I spun on my heels. “Where is he?”
Patrick grinned, his face victorious. “Gone.”
I lunged through the doorway, shouldering him into the wall in my haste.
“Where you going, Bryn?” Paul shouted after me. “You’re going to miss the grand finale.” I heard bed springs smash and burst, followed by a heavy grunt. I doubted if there’d be any vestige of the bed intact by the time I returned.
I burst into the room William had been in, seconds ago, only to find it empty. Nothing but a cyclone of blankets to prove he’d been here. A note was propped up on one of the pillows, the leather braided bracelet below it. I swallowed, rushing towards the bed. I didn’t need to read the note to know what the message would be and I didn’t want to. I didn’t want to touch it, I wanted to pretend this was a figment of my warped imagination and I’d find my way back to reality sometime soon.
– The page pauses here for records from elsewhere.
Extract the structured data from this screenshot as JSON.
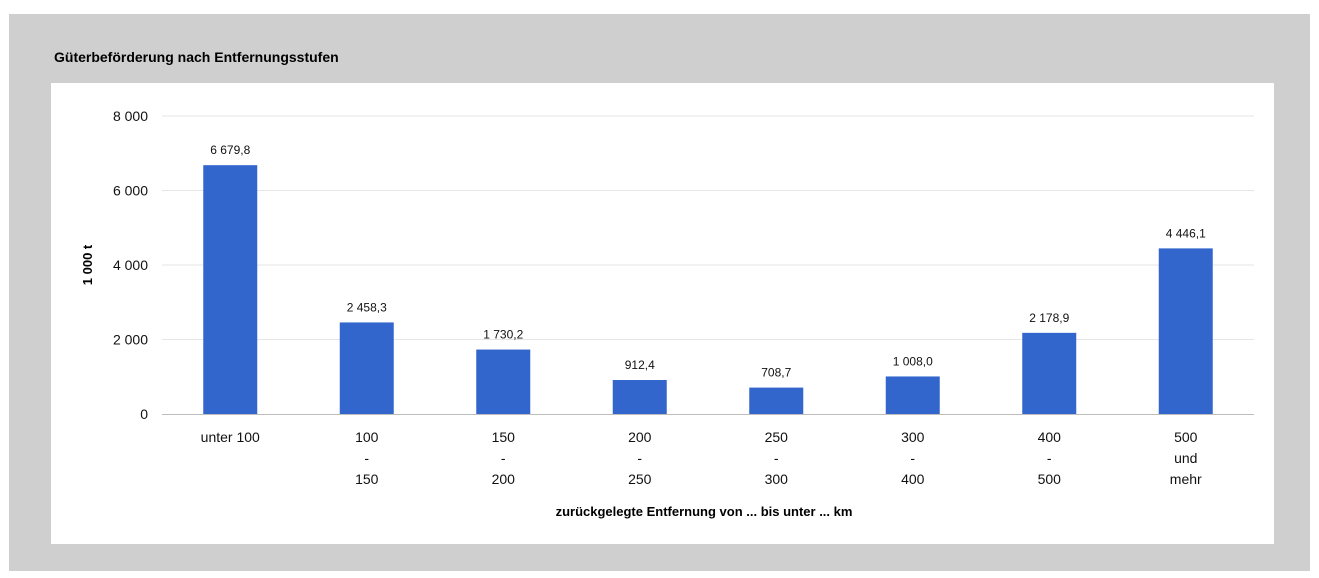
{
  "chart_data": {
    "type": "bar",
    "title": "Güterbeförderung nach Entfernungsstufen",
    "xlabel": "zurückgelegte Entfernung von ... bis unter ... km",
    "ylabel": "1 000 t",
    "ylim": [
      0,
      8000
    ],
    "yticks": [
      0,
      2000,
      4000,
      6000,
      8000
    ],
    "ytick_labels": [
      "0",
      "2 000",
      "4 000",
      "6 000",
      "8 000"
    ],
    "grid": true,
    "categories": [
      [
        "unter 100"
      ],
      [
        "100",
        "-",
        "150"
      ],
      [
        "150",
        "-",
        "200"
      ],
      [
        "200",
        "-",
        "250"
      ],
      [
        "250",
        "-",
        "300"
      ],
      [
        "300",
        "-",
        "400"
      ],
      [
        "400",
        "-",
        "500"
      ],
      [
        "500",
        "und",
        "mehr"
      ]
    ],
    "values": [
      6679.8,
      2458.3,
      1730.2,
      912.4,
      708.7,
      1008.0,
      2178.9,
      4446.1
    ],
    "value_labels": [
      "6 679,8",
      "2 458,3",
      "1 730,2",
      "912,4",
      "708,7",
      "1 008,0",
      "2 178,9",
      "4 446,1"
    ],
    "bar_color": "#3366cc"
  }
}
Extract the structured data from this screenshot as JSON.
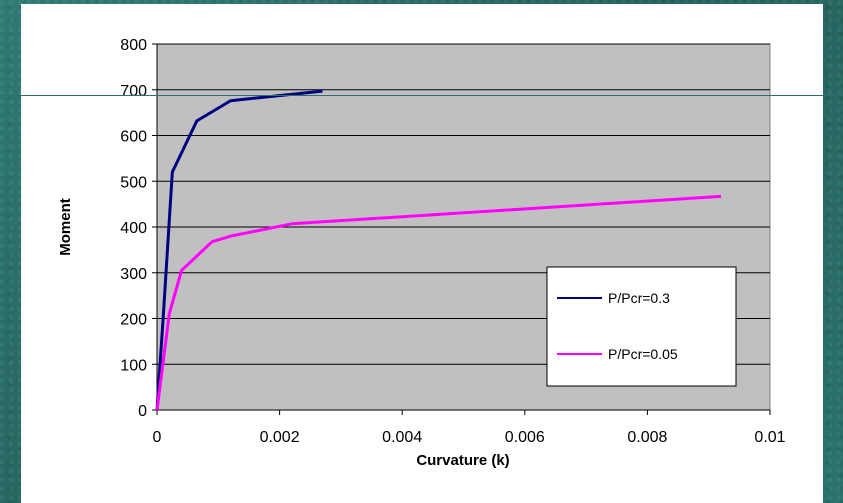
{
  "chart_data": {
    "type": "line",
    "title": "",
    "xlabel": "Curvature (k)",
    "ylabel": "Moment",
    "xlim": [
      0,
      0.01
    ],
    "ylim": [
      0,
      800
    ],
    "x_ticks": [
      "0",
      "0.002",
      "0.004",
      "0.006",
      "0.008",
      "0.01"
    ],
    "y_ticks": [
      "0",
      "100",
      "200",
      "300",
      "400",
      "500",
      "600",
      "700",
      "800"
    ],
    "grid": "horizontal",
    "legend_position": "right",
    "series": [
      {
        "name": "P/Pcr=0.3",
        "color": "#000080",
        "points": [
          [
            0,
            0
          ],
          [
            0.0001,
            200
          ],
          [
            0.00025,
            520
          ],
          [
            0.00065,
            632
          ],
          [
            0.0012,
            676
          ],
          [
            0.0027,
            697
          ]
        ]
      },
      {
        "name": "P/Pcr=0.05",
        "color": "#ff00ff",
        "points": [
          [
            0,
            0
          ],
          [
            0.0002,
            210
          ],
          [
            0.0004,
            305
          ],
          [
            0.0009,
            368
          ],
          [
            0.0012,
            380
          ],
          [
            0.0022,
            407
          ],
          [
            0.0092,
            467
          ]
        ]
      }
    ]
  }
}
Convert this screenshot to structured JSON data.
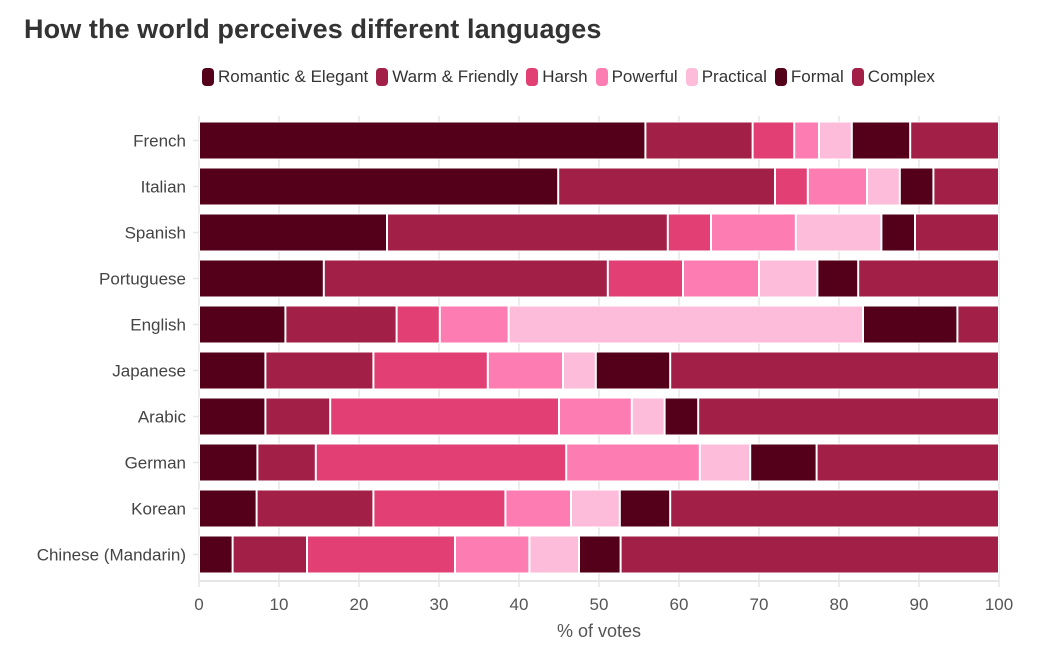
{
  "chart_data": {
    "type": "bar",
    "orientation": "horizontal",
    "stacked": true,
    "title": "How the world perceives different languages",
    "xlabel": "% of votes",
    "ylabel": "",
    "xlim": [
      0,
      100
    ],
    "xticks": [
      "0",
      "10",
      "20",
      "30",
      "40",
      "50",
      "60",
      "70",
      "80",
      "90",
      "100"
    ],
    "grid": true,
    "legend_position": "top",
    "categories": [
      "French",
      "Italian",
      "Spanish",
      "Portuguese",
      "English",
      "Japanese",
      "Arabic",
      "German",
      "Korean",
      "Chinese (Mandarin)"
    ],
    "series": [
      {
        "name": "Romantic & Elegant",
        "color": "#54001a",
        "values": [
          55.8,
          44.9,
          23.5,
          15.6,
          10.8,
          8.3,
          8.3,
          7.3,
          7.2,
          4.2
        ]
      },
      {
        "name": "Warm & Friendly",
        "color": "#a22047",
        "values": [
          13.4,
          27.1,
          35.1,
          35.5,
          13.9,
          13.5,
          8.1,
          7.3,
          14.6,
          9.3
        ]
      },
      {
        "name": "Harsh",
        "color": "#e23f75",
        "values": [
          5.2,
          4.1,
          5.4,
          9.4,
          5.4,
          14.3,
          28.6,
          31.3,
          16.5,
          18.5
        ]
      },
      {
        "name": "Powerful",
        "color": "#fd7db3",
        "values": [
          3.1,
          7.4,
          10.6,
          9.5,
          8.6,
          9.4,
          9.1,
          16.7,
          8.2,
          9.3
        ]
      },
      {
        "name": "Practical",
        "color": "#febcdb",
        "values": [
          4.1,
          4.1,
          10.7,
          7.3,
          44.3,
          4.1,
          4.1,
          6.3,
          6.1,
          6.2
        ]
      },
      {
        "name": "Formal",
        "color": "#54001a",
        "values": [
          7.3,
          4.2,
          4.2,
          5.1,
          11.8,
          9.3,
          4.2,
          8.3,
          6.3,
          5.2
        ]
      },
      {
        "name": "Complex",
        "color": "#a22047",
        "values": [
          11.1,
          8.2,
          10.5,
          17.6,
          5.2,
          41.1,
          37.6,
          22.8,
          41.1,
          47.3
        ]
      }
    ]
  }
}
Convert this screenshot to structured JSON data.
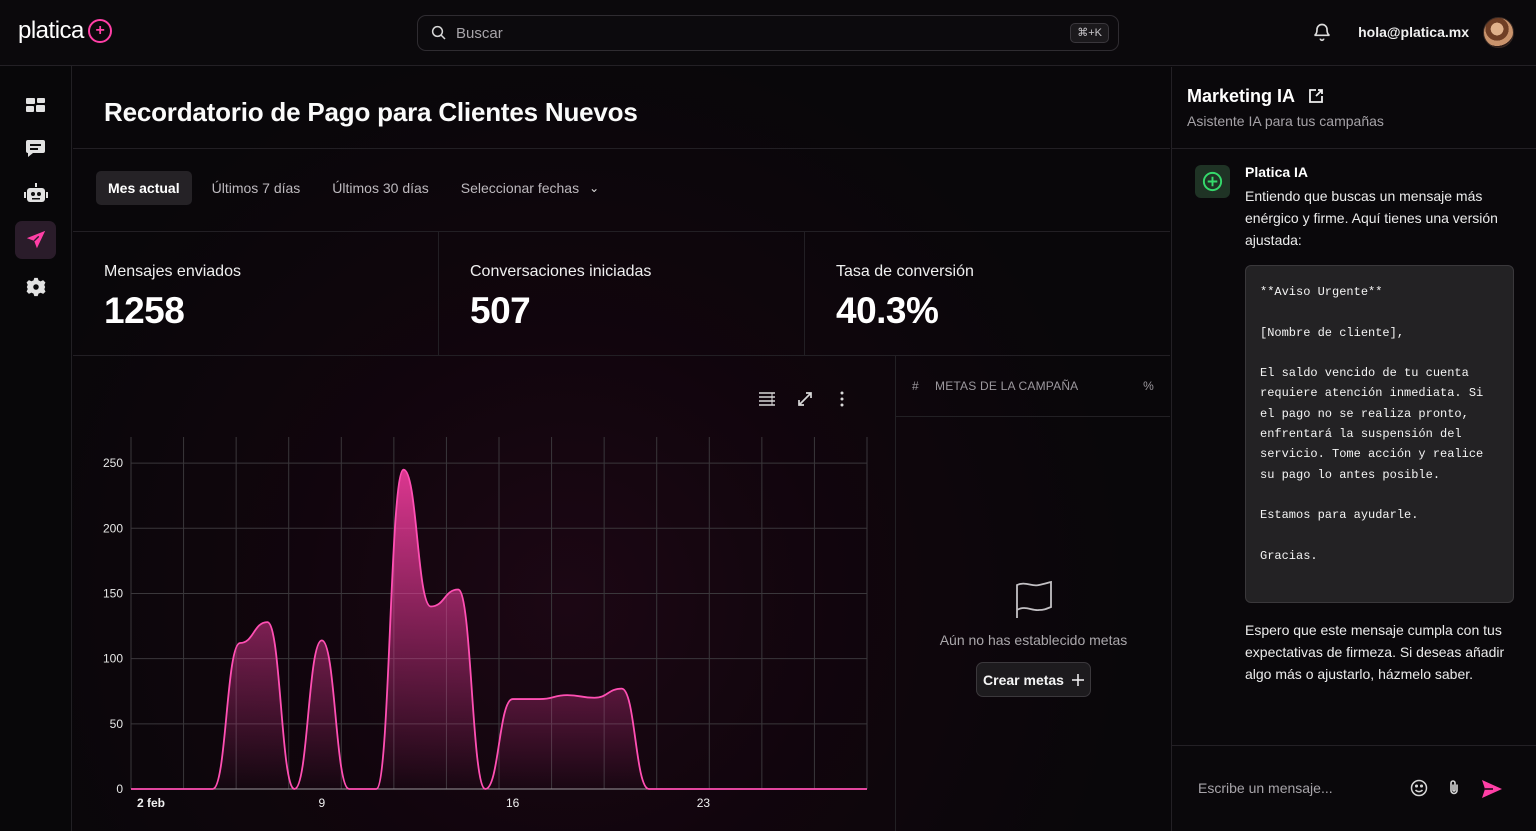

Telling myself to stop delaying the inevitable, I picked up his note, feeling my stomach twisting.
This was once my job, to protect you. It isn’t any longer.
I read it again, the message just as clear as it had been on the first read through, so I don’t know why I couldn’t accept it, at least not from a few words penned on paper. I needed to hear it from him, his mouth, but he was gone . . . or was he?
I was on auto-pilot, cancelling all thoughts and inhibitions out. I rushed into the hall, rounding the corner towards the entrance with such speed, I crashed into the opposite wall.
A form froze in the doorway, his hand on the doorknob, tentatively looking over his shoulder.
“Where are you going?” I asked needlessly. I already knew where and how he’d likely be welcomed home—with an eager set of arms and lips.